PARIS – A bird in the hand is worth two in the bush. And in that spirit, the newest research on a wide variety of prevention strategies other than vaccination are being presented at the meeting of the International AIDS Society (IAS) this week, despite the conviction that a vaccine will ultimately be necessary to end the HIV pandemic. (See BioWorld, July 25, 2017.)

The ABC of prevention – abstain, be faithful, condomize – was first joined by the D of drugs when Gilead Sciences Inc.'s Truvada (tenofovir/emtricitabine) was approved for pre-exposure prophylaxis (PrEP) by the FDA in 2012. A generic version by Teva Pharmaceutical Industries Ltd. was approved last month. (See BioWorld, June 12, 2017.)

Truvada is a daily oral medication, and whether that is a good thing or a bad one is in the eye of the consumer.

Certainly, there is a market for longer-acting products that need to be taken less frequently. Kenneth Mayer, professor of global health at the Harvard School of Public Health, told the audience at a Sunday satellite session on "The Next Wave of Prevention Options" that surveys conducted by his team indicated that "injectable PrEP and infusible antibodies are most interesting to those who need PrEP," with the infrequent dosing being "a big plus" for injectable as opposed to oral PrEP.

He also noted that less frequent dosing may increase adherence.

"We talk about bio-prevention, but it's really always biobehavioral – pills, rings and injections do not take themselves."

Adherence to any preventive medication schedule is notoriously poor, and in the case of PrEP, it is often used by marginalized populations with high rates of depression, anxiety and substance abuse – all of which make adherence less likely still.

And it's not just the users who have biobehavioral issues – the health care community does, too.

Mayer said it is "not normative for us to recommend medications so that people can stop using condoms." As a result, passivity is something of the norm in the medical community, with "few clinical champions of the approach."

That situation is all the more problematic because studies of female condom uptake in Africa have shown that provider enthusiasm for the method was the only thing that predicted adoption rates by users.

Taking PrEP pills can also be a source of stigma, because the same pills are used for treatment. At the satellite symposium, one of the audience members said that in her home country of Zimbabwe, "as soon as you are found with Truvada, people begin to suspect that you might be HIV-positive."

Some devices are being developed for longer-term use – in fact, the "condomize" in prevention's ABC might be considered a device, and antiretroviral-eluting vaginal rings are being tested in all phases of clinical trials.

At the conference, Leah Johnson, a researcher at medical nonprofit RTI International, described a subcutaneous implant the institute is developing that is long-acting, biodegradable and releases tenofovir alafenamide fumarate (Gilead Sciences Inc.). Intarcia Therapeutics Inc. is working on a similar device. Such devices could deliver drugs for six months to a year.

Both long-acting small molecules and broadly neutralizing antibodies are being tested for their ability to protect against HIV when given prophylactically at longer intervals.

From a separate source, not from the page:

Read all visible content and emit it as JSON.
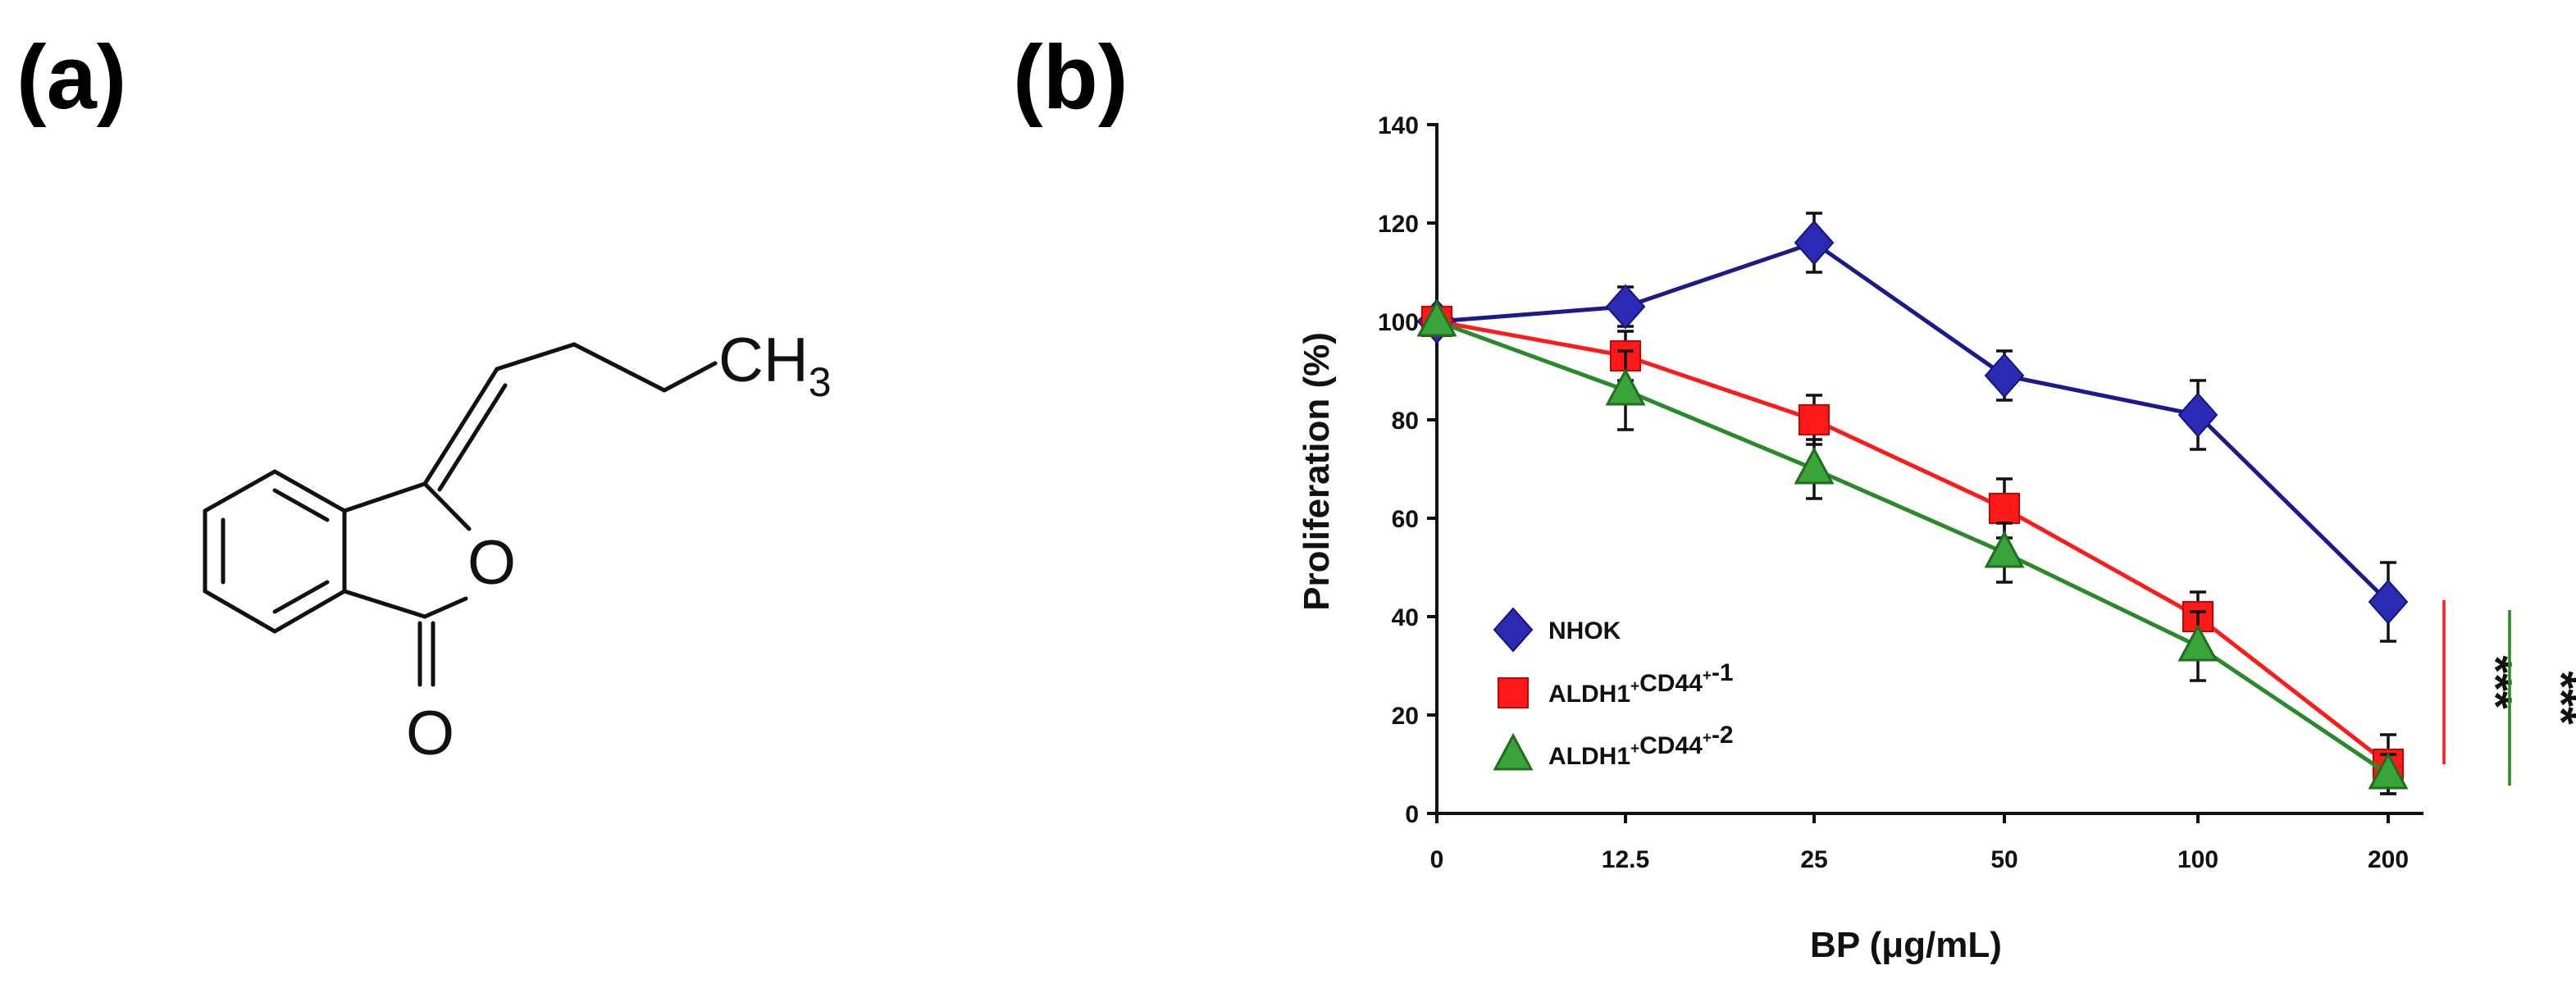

When drugs are given at longer intervals, one of the critical questions is how long the dosing interval can be to reliably keep drugs at therapeutic levels. At an oral abstract session, Raphael Landovitz, co-director of the center for HIV identification, prevention and treatment services at the University of California, Los Angeles, reported results suggesting that for cabotegravir (Viiv Healthcare Ltd.), that interval is six weeks.

Previous studies had shown that injecting 800 mg of cabotegravir every 12 weeks did not reliably keep the drug at effective levels in study participants, and so in the phase IIa HPTN-077 trial, Landovitz and his team directly compared drug levels with injection schedules of 800 mg every 12 weeks and 600 mg every eight weeks. They found that injecting every eight weeks at a lower dose led to levels of drug that were reliably therapeutic.

Daily oral cabotegravir is also being tested in the HPTN-083 study.

Antibodies are well-suited for HIV prevention is several ways. On average, they have longer half-lives than small molecules. And broadly neutralizing antibodies (bnAbs) are "widely regarded as the approach that will ultimately allow us to take treatment and prevention to the next level," IAS meeting chair Linda-Gail Bekker told reporters at a press conference highlighting new findings on bnAbs in both prevention and treatment.

The first antibody to enter advanced clinical trials is VRC-01. Originally discovered in an elite controller, recombinant VRC-01 is being tested in the antibody-mediated prevention study for its ability to prevent HIV infection. For now, the approach is being tested in high-risk young women in Africa, and in men who have sex with men in North and South America. The study will run until 2021.